Abstract

TPS11082 Background: Well-differentiated/dedifferentiated liposarcoma (WD/DD LPS) is a sarcoma subtype of adipocytic origin characterized by amplification of cyclin dependent kinase 4 (CDK4) and MDM2. WD/DD LPS is resistant to chemotherapy and success with CDK4 inhibitors is limited. We recently characterized the landscape of activated receptor tyrosine kinases (RTKs) and intracellular signaling pathways finding marked heterogeneity by sarcoma subtype [Patwardhan et al. Oncotarget 2016;7(4)]. In WD/DD LPS cell lines, phosphorylated (p) IGF1-R, MET and PDGFRb are strongly expressed. Selective siRNA knockdown of expression of 1 or more of these RTKs inhibited growth of WD/DD LPS cell lines.

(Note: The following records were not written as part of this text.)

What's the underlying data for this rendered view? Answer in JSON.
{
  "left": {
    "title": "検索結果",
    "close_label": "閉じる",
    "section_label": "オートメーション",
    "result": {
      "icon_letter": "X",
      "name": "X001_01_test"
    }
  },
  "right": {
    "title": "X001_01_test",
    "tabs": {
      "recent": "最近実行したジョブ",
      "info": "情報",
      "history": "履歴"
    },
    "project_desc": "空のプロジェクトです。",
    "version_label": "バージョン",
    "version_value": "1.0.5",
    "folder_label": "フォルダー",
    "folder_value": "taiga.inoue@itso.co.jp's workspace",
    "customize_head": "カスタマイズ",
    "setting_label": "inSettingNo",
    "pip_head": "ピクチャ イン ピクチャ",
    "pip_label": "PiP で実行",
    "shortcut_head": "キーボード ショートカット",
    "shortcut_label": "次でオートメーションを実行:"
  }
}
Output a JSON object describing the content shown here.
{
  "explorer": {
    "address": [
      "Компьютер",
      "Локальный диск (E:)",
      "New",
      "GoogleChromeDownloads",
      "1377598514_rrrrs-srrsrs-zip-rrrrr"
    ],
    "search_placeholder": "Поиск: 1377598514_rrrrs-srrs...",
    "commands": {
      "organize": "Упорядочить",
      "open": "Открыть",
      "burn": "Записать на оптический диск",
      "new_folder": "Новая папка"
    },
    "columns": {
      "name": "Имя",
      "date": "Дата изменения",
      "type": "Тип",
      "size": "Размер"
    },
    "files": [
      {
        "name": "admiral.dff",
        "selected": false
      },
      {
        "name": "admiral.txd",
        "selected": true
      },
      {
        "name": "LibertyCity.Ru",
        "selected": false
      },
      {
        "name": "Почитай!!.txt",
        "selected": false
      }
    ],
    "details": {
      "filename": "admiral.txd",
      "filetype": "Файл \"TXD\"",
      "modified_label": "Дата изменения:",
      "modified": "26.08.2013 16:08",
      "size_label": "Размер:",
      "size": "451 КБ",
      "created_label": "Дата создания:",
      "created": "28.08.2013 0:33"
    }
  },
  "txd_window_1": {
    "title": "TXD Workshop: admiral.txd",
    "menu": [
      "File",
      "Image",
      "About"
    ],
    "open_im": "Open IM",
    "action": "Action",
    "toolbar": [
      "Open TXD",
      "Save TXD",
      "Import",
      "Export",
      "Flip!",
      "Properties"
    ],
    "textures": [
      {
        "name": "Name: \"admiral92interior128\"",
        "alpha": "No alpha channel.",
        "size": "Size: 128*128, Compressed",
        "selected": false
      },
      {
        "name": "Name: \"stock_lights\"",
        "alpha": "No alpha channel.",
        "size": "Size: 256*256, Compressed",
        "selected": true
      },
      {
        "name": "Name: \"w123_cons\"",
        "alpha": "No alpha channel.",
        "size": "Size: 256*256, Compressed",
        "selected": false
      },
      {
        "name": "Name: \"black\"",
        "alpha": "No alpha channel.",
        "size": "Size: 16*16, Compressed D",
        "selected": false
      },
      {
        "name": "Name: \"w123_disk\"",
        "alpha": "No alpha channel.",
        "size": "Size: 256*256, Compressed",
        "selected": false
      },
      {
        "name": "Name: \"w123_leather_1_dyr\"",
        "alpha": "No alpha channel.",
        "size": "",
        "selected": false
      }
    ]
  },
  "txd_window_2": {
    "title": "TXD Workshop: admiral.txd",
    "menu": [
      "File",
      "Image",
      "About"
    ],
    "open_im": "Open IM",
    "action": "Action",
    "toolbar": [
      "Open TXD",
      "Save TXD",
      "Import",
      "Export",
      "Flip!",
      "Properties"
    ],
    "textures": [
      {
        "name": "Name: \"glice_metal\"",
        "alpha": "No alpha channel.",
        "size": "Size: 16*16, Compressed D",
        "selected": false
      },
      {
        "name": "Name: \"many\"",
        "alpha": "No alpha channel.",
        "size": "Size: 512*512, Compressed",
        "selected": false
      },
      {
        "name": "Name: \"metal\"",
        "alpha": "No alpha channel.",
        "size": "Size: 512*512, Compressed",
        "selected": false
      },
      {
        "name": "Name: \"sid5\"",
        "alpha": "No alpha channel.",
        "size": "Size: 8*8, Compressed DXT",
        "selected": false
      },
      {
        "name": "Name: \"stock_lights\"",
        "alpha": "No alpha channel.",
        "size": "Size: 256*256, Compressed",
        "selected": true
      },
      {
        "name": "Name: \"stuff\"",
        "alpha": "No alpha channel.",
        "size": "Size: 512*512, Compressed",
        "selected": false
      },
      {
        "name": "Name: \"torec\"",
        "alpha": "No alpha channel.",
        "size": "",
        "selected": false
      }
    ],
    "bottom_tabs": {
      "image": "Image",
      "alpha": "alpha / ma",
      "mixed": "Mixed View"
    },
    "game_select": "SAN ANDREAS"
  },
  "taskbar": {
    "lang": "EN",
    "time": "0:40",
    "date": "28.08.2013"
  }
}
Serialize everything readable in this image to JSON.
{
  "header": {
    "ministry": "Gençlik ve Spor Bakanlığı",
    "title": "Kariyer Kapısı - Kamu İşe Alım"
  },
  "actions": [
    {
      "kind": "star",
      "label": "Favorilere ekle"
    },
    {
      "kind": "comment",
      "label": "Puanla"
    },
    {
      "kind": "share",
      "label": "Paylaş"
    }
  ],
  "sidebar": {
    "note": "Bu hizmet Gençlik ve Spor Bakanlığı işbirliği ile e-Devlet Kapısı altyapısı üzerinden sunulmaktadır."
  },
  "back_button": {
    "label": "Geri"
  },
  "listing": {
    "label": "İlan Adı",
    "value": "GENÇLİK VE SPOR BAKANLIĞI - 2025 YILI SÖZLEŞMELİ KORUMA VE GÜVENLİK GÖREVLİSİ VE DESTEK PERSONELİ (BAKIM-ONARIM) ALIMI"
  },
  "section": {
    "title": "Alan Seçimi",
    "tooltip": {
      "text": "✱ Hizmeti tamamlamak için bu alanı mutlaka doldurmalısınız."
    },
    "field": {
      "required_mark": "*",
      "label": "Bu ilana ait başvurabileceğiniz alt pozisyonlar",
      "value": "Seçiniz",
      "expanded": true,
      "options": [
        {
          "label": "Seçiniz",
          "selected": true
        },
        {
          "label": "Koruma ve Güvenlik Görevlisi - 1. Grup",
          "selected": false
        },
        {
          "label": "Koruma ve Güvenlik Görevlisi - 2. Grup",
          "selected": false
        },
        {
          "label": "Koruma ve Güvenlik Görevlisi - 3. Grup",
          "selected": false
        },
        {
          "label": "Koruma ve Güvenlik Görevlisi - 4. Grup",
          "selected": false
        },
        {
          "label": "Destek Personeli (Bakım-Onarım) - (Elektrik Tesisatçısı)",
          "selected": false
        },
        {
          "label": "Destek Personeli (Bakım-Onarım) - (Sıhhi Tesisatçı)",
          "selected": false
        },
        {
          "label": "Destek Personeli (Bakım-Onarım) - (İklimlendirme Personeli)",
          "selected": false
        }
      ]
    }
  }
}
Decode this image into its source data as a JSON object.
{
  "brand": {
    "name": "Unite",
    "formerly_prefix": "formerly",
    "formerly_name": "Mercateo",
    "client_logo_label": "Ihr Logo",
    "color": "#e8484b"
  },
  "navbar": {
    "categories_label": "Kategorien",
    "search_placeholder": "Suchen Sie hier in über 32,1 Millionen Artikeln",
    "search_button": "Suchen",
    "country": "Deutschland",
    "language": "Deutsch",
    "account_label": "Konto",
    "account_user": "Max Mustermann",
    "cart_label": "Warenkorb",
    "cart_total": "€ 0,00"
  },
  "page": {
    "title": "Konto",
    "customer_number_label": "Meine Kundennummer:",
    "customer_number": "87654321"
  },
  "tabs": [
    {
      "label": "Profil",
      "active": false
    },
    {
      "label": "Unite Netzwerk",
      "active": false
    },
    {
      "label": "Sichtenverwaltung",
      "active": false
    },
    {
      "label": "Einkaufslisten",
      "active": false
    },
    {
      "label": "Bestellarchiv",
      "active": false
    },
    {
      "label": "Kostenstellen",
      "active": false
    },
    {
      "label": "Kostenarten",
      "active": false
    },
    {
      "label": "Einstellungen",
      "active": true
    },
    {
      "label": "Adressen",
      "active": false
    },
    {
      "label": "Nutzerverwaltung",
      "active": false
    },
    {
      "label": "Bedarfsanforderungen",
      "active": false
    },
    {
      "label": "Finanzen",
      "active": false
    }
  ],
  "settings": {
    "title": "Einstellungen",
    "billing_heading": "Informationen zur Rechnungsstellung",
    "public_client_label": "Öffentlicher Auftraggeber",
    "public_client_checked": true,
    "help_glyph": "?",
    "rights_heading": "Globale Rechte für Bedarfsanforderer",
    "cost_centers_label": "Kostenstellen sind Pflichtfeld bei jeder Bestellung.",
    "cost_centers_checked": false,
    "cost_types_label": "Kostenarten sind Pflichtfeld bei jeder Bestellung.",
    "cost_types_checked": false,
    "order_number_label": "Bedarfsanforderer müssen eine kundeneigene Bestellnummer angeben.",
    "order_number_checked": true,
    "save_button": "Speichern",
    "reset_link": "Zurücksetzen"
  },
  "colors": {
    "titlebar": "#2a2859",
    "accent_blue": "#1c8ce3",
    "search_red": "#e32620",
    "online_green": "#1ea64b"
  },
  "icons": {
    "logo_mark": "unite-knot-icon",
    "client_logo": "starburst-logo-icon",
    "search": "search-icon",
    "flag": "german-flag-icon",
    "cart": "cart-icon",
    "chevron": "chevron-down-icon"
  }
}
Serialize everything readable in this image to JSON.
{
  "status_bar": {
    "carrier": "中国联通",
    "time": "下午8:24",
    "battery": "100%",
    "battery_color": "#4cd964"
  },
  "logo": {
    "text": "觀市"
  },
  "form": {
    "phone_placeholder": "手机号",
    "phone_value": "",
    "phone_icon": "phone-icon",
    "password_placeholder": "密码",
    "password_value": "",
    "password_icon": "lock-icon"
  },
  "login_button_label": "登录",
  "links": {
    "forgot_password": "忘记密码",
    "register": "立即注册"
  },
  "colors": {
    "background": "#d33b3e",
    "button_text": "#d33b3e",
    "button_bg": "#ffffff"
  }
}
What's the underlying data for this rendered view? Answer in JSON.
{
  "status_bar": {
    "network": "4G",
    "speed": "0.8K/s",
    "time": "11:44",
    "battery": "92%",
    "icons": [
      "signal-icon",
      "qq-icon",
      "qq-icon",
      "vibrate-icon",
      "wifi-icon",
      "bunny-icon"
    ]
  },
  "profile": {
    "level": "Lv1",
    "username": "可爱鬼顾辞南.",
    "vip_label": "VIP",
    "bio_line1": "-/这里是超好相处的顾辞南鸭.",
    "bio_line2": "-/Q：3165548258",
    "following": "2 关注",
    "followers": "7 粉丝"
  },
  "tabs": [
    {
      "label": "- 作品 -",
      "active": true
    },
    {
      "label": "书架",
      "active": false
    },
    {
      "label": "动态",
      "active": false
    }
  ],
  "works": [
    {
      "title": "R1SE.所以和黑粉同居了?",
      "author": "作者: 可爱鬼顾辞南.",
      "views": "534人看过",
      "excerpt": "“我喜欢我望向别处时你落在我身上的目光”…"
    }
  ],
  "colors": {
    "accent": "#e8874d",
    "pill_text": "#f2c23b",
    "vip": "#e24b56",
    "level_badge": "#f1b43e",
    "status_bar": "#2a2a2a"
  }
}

Sitravatinib (S) is a novel inhibitor of a broad panel of related RTKs. We showed that S abrogates expression of p-RTKs, including IGF1-R, MET and PDGFRb, at low nanomolar concentrations and potently inhibits proliferation of WD/DD LPS cell lines, where anti-proliferative effects of S were superior to other RTK inhibitors including imatinib, crizotinib and pazopanib. S suppressed tumor growth in vivo in WD/DD LPS . A phase 1 trial of S in solid tumors showed clinical activity in WD/DD LPS. Recommended phase 2 dose was 150 mg/day. As there are no approved RTK inhibitors for adipocytic sarcomas, and based on these findings, we initiated a phase 2 trial of S in WD/DD LPS. Methods: This is a single-arm open-label multi-center Simon 2 stage phase II trial of S in 29 patients (pts) with advanced WD/DD LPS who failed 1 prior therapy and show disease progression before enrollment. Pts receive S 150 mg orally daily continuously. Primary endpoint is the progression free rate at 12 weeks (PFR12) versus historical controls. The design has power of 85% to show improvement in PFR12 from 20% (inactive) to 40% (active) with α = 0.10. Secondary endpoints are ORR, PFS and safety. A subset of pts undergo baseline and on-treatment biopsies and reverse phase protein array used to measure changes in expression of p-RTKs and signaling pathway proteins with confirmation by immunoblot. Genomic landscape of these tumors will be analyzed by next generation sequencing. The study opened in 1/2017. Clinical trial information: NCT02978859.